Faster-than-light (FTL) travel is a staple of sci-fi, hand-waving away multi-millennia journeys between stars. Such a technology would of course be incredibly handy to us in the real world, and while these “warp drives” have been considered theoretically possible, they usually involve exotic physics that are out of our reach. Now, astrophysicist Erik Lentz has outlined a new theoretical design that could allow FTL travel based on conventional physics.
If humanity is going to stand the test of time, we need to expand beyond Earth. But where can we go? Elon Musk might have his heart set on Mars, but conditions there are hardly ideal. In fact, nowhere else in our solar system really works for us. So we should turn our attention to other stars.
While there are almost certainly other Earth-like planets out there somewhere, the universe is just too damn big for us to reach them in any practical time frame. Using current chemical rockets, it would take more than 50,000 years to reach Alpha Centauri, our nearest neighbor.
And that’s where the FTL dream comes in. If we could travel at the speed of light, the journey drops to a little over four years, meaning a return trip could easily fit into a normal human lifespan. Some hypothetical warp drive designs could get there in as little as five months – shorter than our current journey time to Mars.
The problem is, according to Einstein’s general theory of relativity, it’s physically impossible for anything to travel faster than the speed of light. That’s because as an object moves faster, its mass increases, so by the time you reach the speed of light that mass would approach infinity. Plus, it would require infinite energy to accelerate to that speed.
But perhaps there are some loopholes. In 1994, Mexican theoretical physicist Miguel Alcubierre outlined a design for a warp drive that could theoretically allow something to travel faster than light without breaking any physical laws. The idea involves generating a bubble of negative energy around an object, so that the fabric of spacetime ahead of the object contracts and the space behind it expands. In the center is a “flat” region of spacetime where the object can travel in comfort, where any occupants wouldn’t even feel like they’re moving.
Of course, this Alcubierre warp drive had problems of its own. It’s all well and good to casually talk about generating a bubble of negative energy, but doing so would require exotic forms of matter that aren’t exactly easy to come by – if they even exist.
Solving this issue was the goal of the new paper. Göttingen University astrophysicist Erik Lentz proposes a way to create one of these “warp bubbles” from positive energy sources.
While studying previous warp drive proposals, Lentz realized there were specific configurations of spacetime bubbles that had been overlooked. These bubbles took the form of solitons, compact waves that travel at a constant velocity without losing their shape. Solitons are seen under certain circumstances in waves in water, atmospheric motions that produce strange cloud formations, or light traveling through different media. In this case, solitons are propagating through spacetime itself.
Lentz found that certain soliton configurations could be formed using conventional energy sources, without violating any of Einstein’s equations – and without requiring any negative energy densities.

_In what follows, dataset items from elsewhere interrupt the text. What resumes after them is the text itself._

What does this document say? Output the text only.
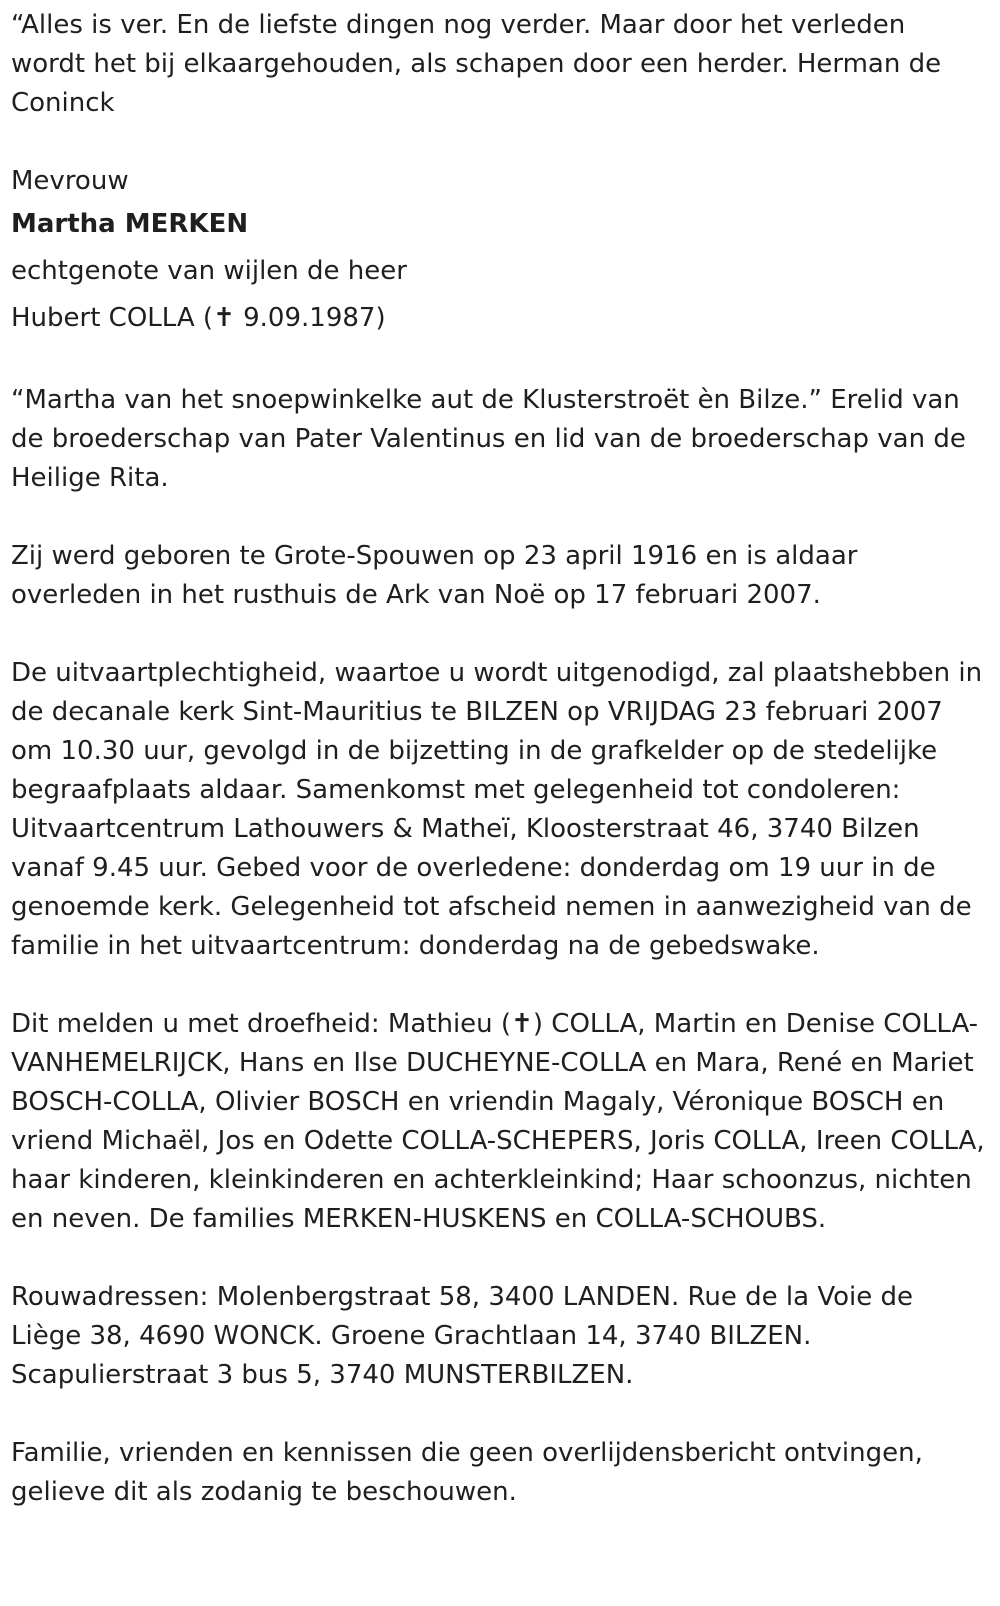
“Alles is ver. En de liefste dingen nog verder. Maar door het verleden wordt het bij elkaargehouden, als schapen door een herder. Herman de Coninck

Mevrouw

Martha MERKEN

echtgenote van wijlen de heer

Hubert COLLA (✝ 9.09.1987)

“Martha van het snoepwinkelke aut de Klusterstroët èn Bilze.” Erelid van de broederschap van Pater Valentinus en lid van de broederschap van de Heilige Rita.

Zij werd geboren te Grote-Spouwen op 23 april 1916 en is aldaar overleden in het rusthuis de Ark van Noë op 17 februari 2007.

De uitvaartplechtigheid, waartoe u wordt uitgenodigd, zal plaatshebben in de decanale kerk Sint-Mauritius te BILZEN op VRIJDAG 23 februari 2007 om 10.30 uur, gevolgd in de bijzetting in de grafkelder op de stedelijke begraafplaats aldaar. Samenkomst met gelegenheid tot condoleren: Uitvaartcentrum Lathouwers & Matheï, Kloosterstraat 46, 3740 Bilzen vanaf 9.45 uur. Gebed voor de overledene: donderdag om 19 uur in de genoemde kerk. Gelegenheid tot afscheid nemen in aanwezigheid van de familie in het uitvaartcentrum: donderdag na de gebedswake.

Dit melden u met droefheid: Mathieu (✝) COLLA, Martin en Denise COLLA-VANHEMELRIJCK, Hans en Ilse DUCHEYNE-COLLA en Mara, René en Mariet BOSCH-COLLA, Olivier BOSCH en vriendin Magaly, Véronique BOSCH en vriend Michaël, Jos en Odette COLLA-SCHEPERS, Joris COLLA, Ireen COLLA, haar kinderen, kleinkinderen en achterkleinkind; Haar schoonzus, nichten en neven. De families MERKEN-HUSKENS en COLLA-SCHOUBS.

Rouwadressen: Molenbergstraat 58, 3400 LANDEN. Rue de la Voie de Liège 38, 4690 WONCK. Groene Grachtlaan 14, 3740 BILZEN. Scapulierstraat 3 bus 5, 3740 MUNSTERBILZEN.

Familie, vrienden en kennissen die geen overlijdensbericht ontvingen, gelieve dit als zodanig te beschouwen.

In another interesting twist, the passage of time would be conserved for any travelers. Normally, objects traveling at the speed of light would be thought to age much more slowly, relative to the outside world. So, as an old thought experiment suggests, if you put one twin on a spaceship traveling at the speed of light, they would seem to be much younger than their twin who stayed behind on Earth. But the new concept overcomes this potential paradox – because there are minimal tidal forces in the center of the soliton, time would pass at the same rate both inside and outside the warp bubble.
While a warp drive that uses conventional energy sources could be a major breakthrough, the new soliton method has its own hurdles, of course. It would still require an absolutely enormous amount of energy that just isn’t feasible right now, but there may be hope yet.
“The energy savings would need to be drastic, of approximately 30 orders of magnitude to be in range of modern nuclear fission reactors,” says Lentz. “Fortunately, several energy-saving mechanisms have been proposed in earlier research that can potentially lower the energy required by nearly 60 orders of magnitude.”
Investigating these will be Lentz’s priority in future work. As intriguing as it all sounds, don’t expect to be drag-racing the Starship Enterprise any time soon – the study remains mostly theoretical.
“This work has moved the problem of faster-than-light travel one step away from theoretical research in fundamental physics and closer to engineering,” says Lentz. “The next step is to figure out how to bring down the astronomical amount of energy needed to within the range of today's technologies, such as a large modern nuclear fission power plant. Then we can talk about building the first prototypes.”
The research was published in the journal Classical and Quantum Gravity.